If you’ve seen Fleetwood Mac in any of its incarnations over the last five decades, the chatty, very tall and occasionally bug-eyed fellow permanently behind the drum kit has been Mick Fleetwood. These days, he is immersed in his first and abiding musical love, the blues.
On the phone from his upcountry home in Maui last week, Fleetwood talked about his commitment to the blues as a teenage drummer in London in the 1960s. “There was a huge, powerful renaissance of creativity, fashion, music,” he said. “Blues was the most boutique element probably, that was buried in amongst all of that.
“Early Fleetwood Mac was entirely a blues band. If you listen to the first album, three of us came out of John Mayall’s Bluesbreakers — Peter Green, John McVie and myself. The three of us were in that band together. We came out of that whole, we had done our boot camp. We were blues players. That was the world we lived in.”
Fleetwood spoke at length about the influence of black American blues pioneers on young white musicians in Europe. “It was John Lee Hooker, Sonny Terry and Brownie McGhee, Jimmy Reed, Howlin’ Wolf, all of the men from that generation,” he said. “Later on it would be the B.B. Kings and Freddie Kings and that whole bunch.
“All of those guys happily came over to Europe. They weren’t really taken care of in the United States, which was ironic to us in England. Happily, all of these guys, including earlier on, way back in the ‘20s with ragtime and jazz, the black musician community gravitated especially to Paris and Spain. There was a reason. They were treated like heroes. A lot of the musicians stayed because they were treated right, quite frankly, on a sociological level.

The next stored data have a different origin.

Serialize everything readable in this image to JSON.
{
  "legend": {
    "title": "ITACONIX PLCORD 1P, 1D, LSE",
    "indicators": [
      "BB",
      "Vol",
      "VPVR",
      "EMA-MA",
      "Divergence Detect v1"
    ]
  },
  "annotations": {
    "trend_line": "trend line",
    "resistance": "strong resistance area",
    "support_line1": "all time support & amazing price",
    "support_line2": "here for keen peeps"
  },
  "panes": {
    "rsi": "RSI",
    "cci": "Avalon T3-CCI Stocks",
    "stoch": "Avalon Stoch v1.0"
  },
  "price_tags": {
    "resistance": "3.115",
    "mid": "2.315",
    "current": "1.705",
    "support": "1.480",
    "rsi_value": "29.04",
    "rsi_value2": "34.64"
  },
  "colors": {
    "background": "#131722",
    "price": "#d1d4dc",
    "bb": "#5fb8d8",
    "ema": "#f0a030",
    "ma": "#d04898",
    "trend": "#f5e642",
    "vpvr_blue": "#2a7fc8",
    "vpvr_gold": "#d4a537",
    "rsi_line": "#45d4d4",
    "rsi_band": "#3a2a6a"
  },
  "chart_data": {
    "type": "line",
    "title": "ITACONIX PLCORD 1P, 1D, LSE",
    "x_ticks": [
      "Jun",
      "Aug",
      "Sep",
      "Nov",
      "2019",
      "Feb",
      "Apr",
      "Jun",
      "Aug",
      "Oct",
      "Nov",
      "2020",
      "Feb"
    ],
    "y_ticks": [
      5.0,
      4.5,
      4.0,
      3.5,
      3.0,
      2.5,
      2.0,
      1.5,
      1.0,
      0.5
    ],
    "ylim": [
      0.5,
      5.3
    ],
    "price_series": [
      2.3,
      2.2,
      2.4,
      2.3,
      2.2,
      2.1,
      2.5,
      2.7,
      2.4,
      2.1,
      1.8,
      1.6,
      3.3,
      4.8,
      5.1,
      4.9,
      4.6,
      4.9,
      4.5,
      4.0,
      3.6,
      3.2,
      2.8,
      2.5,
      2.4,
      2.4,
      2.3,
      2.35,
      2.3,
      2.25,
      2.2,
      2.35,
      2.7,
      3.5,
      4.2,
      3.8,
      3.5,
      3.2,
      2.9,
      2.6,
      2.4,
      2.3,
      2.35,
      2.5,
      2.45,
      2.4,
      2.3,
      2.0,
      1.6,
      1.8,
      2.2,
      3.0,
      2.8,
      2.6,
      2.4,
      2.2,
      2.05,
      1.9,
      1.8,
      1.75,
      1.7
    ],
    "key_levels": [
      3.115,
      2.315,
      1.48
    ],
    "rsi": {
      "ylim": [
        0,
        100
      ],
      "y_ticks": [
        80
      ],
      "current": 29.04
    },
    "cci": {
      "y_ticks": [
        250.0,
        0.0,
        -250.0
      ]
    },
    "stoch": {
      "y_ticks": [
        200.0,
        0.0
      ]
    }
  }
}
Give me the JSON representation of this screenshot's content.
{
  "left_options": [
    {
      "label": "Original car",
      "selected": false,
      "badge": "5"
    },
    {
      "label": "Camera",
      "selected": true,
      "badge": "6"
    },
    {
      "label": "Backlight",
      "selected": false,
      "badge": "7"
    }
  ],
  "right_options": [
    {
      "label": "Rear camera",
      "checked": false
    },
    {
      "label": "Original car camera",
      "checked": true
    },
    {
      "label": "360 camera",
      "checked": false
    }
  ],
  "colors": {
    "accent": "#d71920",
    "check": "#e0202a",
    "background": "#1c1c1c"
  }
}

“We benefited. A strong musical underground current was flowing freely. Even the Rolling Stones, let’s face it, was a blues band. This is the stuff we loved. I was part of that wave that ended up with bands like the Animals, the Yardbirds, Led Zeppelin, the Rolling Stones way at the top of the list, and then early Fleetwood Mac. Looking back on it, it really had a lot to do with saving an American art form. I don’t think that’s an overblown statement.
“B.B., who we got to know really well through the years, was very open to repeating a mantra, which was, ‘if it wasn’t for Eric Clapton and all of them, us guys would never have gotten the amount of notoriety that we ended up having.’ It was a glorious accident that one way or another, a bunch of English guys grabbed onto an art form that they were able to identify with.”
Fleetwood said he believes that his passion and his presence, rather than his skill as a drummer, have been responsible for his success and longevity. “I’m not a huge technician as a player,” he said. “I play entirely from my gut. It’s almost a little frightening because I don’t really know what I’m doing. But in terms of emotional content and vulnerability, that was a very good place for me to be. Blues music requests that. It requests that you live in the moment.
“I felt that I could really contribute because I felt so passionate and fulfilled when I played blues. That’s the world that I walked into when I was fifteen and a half going on sixteen in London, and I never stopped.”
The Mick Fleetwood Blues Band is Rick Vito on guitar and lead vocals, Lenny Castellanos on bass, Mark Johnstone on keyboards and background vocals and Fleetwood on drums.